Monday, June 08, 2009

The Death of Satire, Pt. ∞

With even the porn industry falling on *ahem* hard times, is there no corner of the global economy that isn't suffering? (Aside from the booming Armed & Racist sector, that is.) Well, according to no less a reputable source than TIME Magazine, DJ instructional classes & schools are packed to the gills - with Wall Street refugees and prospectless business school grads.

Sound like the setup to a vaguely familiar joke? That's because the inimitable Ian Svenonius already indelibly linked DJ culture to trade-oriented finance in his typically ingenious essay, "The Mix-Master Race":
The DJ-as-artist echoes the new role of the bourgeois as stockbroker/trader; designator of worth and handler of commodities. With the exportation of industrialism the third world and the new role of the imperialist as loan shark/investor, the grooming of the DJ as high priest/star-artist of the culture is a necessary part of ensuring the culture's aggrandization of the broker and the subsequent denigration of the actual manufacturer.

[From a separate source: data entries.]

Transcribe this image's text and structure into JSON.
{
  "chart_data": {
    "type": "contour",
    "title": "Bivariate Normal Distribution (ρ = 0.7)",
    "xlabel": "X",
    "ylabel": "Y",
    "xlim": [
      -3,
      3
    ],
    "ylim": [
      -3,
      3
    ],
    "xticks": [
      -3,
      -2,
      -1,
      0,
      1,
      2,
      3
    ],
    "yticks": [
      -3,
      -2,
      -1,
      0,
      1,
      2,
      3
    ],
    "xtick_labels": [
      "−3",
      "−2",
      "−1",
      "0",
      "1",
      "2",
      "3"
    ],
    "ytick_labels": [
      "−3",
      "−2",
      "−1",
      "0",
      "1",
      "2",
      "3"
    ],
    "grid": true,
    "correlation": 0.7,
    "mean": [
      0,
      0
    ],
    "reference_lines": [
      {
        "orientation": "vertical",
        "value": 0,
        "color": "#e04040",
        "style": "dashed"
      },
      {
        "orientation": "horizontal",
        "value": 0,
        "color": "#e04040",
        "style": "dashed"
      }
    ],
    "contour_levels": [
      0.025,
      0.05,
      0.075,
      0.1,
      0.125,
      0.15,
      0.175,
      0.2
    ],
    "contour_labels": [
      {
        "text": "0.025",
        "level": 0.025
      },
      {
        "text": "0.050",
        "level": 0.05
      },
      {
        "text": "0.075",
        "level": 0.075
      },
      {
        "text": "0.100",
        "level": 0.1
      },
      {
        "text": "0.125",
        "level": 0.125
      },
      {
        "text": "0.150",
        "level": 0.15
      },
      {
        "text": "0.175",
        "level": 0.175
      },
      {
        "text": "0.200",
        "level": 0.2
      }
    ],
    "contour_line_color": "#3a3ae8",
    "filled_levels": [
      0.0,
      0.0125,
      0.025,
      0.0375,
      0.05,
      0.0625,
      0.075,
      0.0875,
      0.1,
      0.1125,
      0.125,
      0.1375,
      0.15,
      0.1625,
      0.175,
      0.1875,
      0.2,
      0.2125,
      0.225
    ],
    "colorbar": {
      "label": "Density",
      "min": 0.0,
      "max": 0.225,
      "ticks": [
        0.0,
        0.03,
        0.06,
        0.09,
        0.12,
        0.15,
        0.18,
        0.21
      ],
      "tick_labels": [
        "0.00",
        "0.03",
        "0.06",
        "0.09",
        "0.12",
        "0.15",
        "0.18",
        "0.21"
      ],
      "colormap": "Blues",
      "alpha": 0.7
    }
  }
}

...The ruling class in the USA no longer produces, but merely moves money through stocks and speculation; they are the designators of worth. The DJ is their star. A preposterous poseur, once an adjunct to wedding parties, he is now exalted, featured in advertisements and lavished with wealth and fame. Like the rulers on Wall Street, he has no actual talent except to play with other people's labor. His talent is his impeccable taste and his ability to turn junk into gold, like his stockbroking masters.
Certainly, the most horrifying thing about the TIME article is the glimpse it offers into the snarled mindset of former Masters of the Universe, boldly underlining Svenonius' link between Wall Street and the wheels of steel. Witness, for example, the driving motivation of one Bay Area DJ:
You can control everyone.
Yowza. If that doesn't sound like the coke-fueled glee of conspiratorial stockbrokers out for a drink after a day working on Canary Wharf, I don't know what does. Even more disturbing, though, are the words of Ms. Koma Gandy. A textbook example of a financial crisis casualty, Gandy is a Harvard undergrad with an MBA from Georgetown University who used to manage hedge funds and now dreams of getting booties moving on the dancefloor. But the Wizard of Oz allusion she makes to describe her fascination with DJ culture could just as easily be used to describe the deluded faith in self-interested voodoo that blew all that hot air up the economy's ass over the past decade:
You go out to this party and the deejay is this mysterious entity behind a wall, where all this magic happened. I've always wanted to see how the magic was constructed.
These are the people who were handling our money: starry-eyed and conceited, overgrown children just desperate to be showered in whatever fairy dust was being blown around the VIP booth. And yet we still wonder exactly how we got into this mess in the first place?